Два дня не обращалась ни к сыну, ни к снохе. Молчала.
На третий день старуха Чермянина не пришла. Вместо нее появилась другая домовница, Пелагея, тоже соседка, женщина малоподвижная, тугая на ухо.
— Занеможила, стало быть, Васильевна? — спросила она грубым мужским голосом. — Худо! Ох, как худо!
— Ты откудов сюда взялась? — недружелюбно кинула Марфа Васильевна.
— Чегой-то?
— Спрашиваю, за каким лешаком приперлась сюда?
— Да Корней меня гаркнул. Поди, дескать, побудь! А мне, поди-ко, не семеро по лавкам. Мужик весь день на заводе, одной дома-то шибко ску-ушно. О-ох, господи!: — зевнула она от уха до уха. — Посудачить хоть…

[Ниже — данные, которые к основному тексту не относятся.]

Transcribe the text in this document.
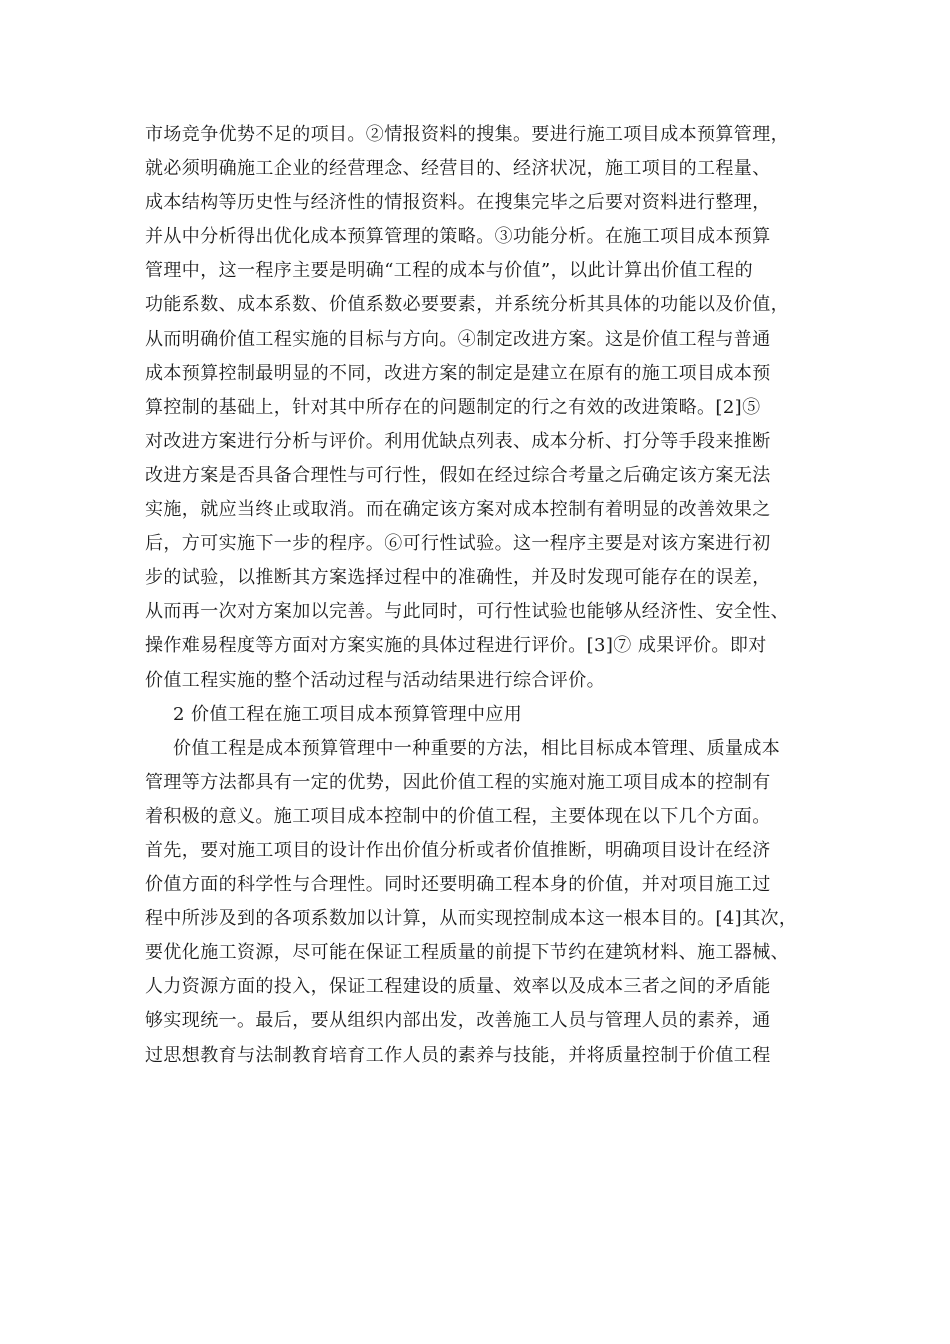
市场竞争优势不足的项目。②情报资料的搜集。要进行施工项目成本预算管理，
就必须明确施工企业的经营理念、经营目的、经济状况，施工项目的工程量、
成本结构等历史性与经济性的情报资料。在搜集完毕之后要对资料进行整理，
并从中分析得出优化成本预算管理的策略。③功能分析。在施工项目成本预算
管理中，这一程序主要是明确“工程的成本与价值”，以此计算出价值工程的
功能系数、成本系数、价值系数必要要素，并系统分析其具体的功能以及价值，
从而明确价值工程实施的目标与方向。④制定改进方案。这是价值工程与普通
成本预算控制最明显的不同，改进方案的制定是建立在原有的施工项目成本预
算控制的基础上，针对其中所存在的问题制定的行之有效的改进策略。[2]⑤
对改进方案进行分析与评价。利用优缺点列表、成本分析、打分等手段来推断
改进方案是否具备合理性与可行性，假如在经过综合考量之后确定该方案无法
实施，就应当终止或取消。而在确定该方案对成本控制有着明显的改善效果之
后，方可实施下一步的程序。⑥可行性试验。这一程序主要是对该方案进行初
步的试验，以推断其方案选择过程中的准确性，并及时发现可能存在的误差，
从而再一次对方案加以完善。与此同时，可行性试验也能够从经济性、安全性、
操作难易程度等方面对方案实施的具体过程进行评价。[3]⑦ 成果评价。即对
价值工程实施的整个活动过程与活动结果进行综合评价。
2 价值工程在施工项目成本预算管理中应用
价值工程是成本预算管理中一种重要的方法，相比目标成本管理、质量成本
管理等方法都具有一定的优势，因此价值工程的实施对施工项目成本的控制有
着积极的意义。施工项目成本控制中的价值工程，主要体现在以下几个方面。
首先，要对施工项目的设计作出价值分析或者价值推断，明确项目设计在经济
价值方面的科学性与合理性。同时还要明确工程本身的价值，并对项目施工过
程中所涉及到的各项系数加以计算，从而实现控制成本这一根本目的。[4]其次，
要优化施工资源，尽可能在保证工程质量的前提下节约在建筑材料、施工器械、
人力资源方面的投入，保证工程建设的质量、效率以及成本三者之间的矛盾能
够实现统一。最后，要从组织内部出发，改善施工人员与管理人员的素养，通
过思想教育与法制教育培育工作人员的素养与技能，并将质量控制于价值工程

— Посудачишь с тобой, глухая тетеря!
— Чегой-то?
— Тетеря, говорю…
— Так я тоже толкую: лечиться надо пуще, Васильевна! В баню бы сводить тебя. Веничком отпарить ноги и спину. Да скапидаром бы натереть. У меня бабушка в деревне, бывало, скапидаром натиралась, али прикладывала навоз в конской моче. До ста лет жила. Не то, брала еще мочу от беременных баб, от ребятишек тоже, снимало ломоту, как же…
— Деревня-то была у вас, поди, как медвежий угол?!
— Чегой-то?
— Дура ты!
— Фершал, небось, тебя одними лишь порошками пользует. Да питьем. И все надо принимать внутрё. У тебя, может, болесь-то снаружи либо в костях. Так уж лучше бы скапидаром.
— Тридцать лет возле города торчишь, как пень, ума не набралась!
— Ну, понятно, скапидар вонькой. Но ты потерпи. А ежели в бане париться, то в веник непременно надо смородинного листу добавить. Чтобы кровь шибче расшибло. Должно, застоялась у тебя кровь.
К исходу дня Пелагея намолола полный воз, Марфа Васильевна перестала ее слушать, лежала с закрытыми глазами. Наконец, с трудом спровадила из спальни. Пелагея сидела на крыльце и своим басом тянула деревенские песни, словно свивала из нечесанной кудели канат.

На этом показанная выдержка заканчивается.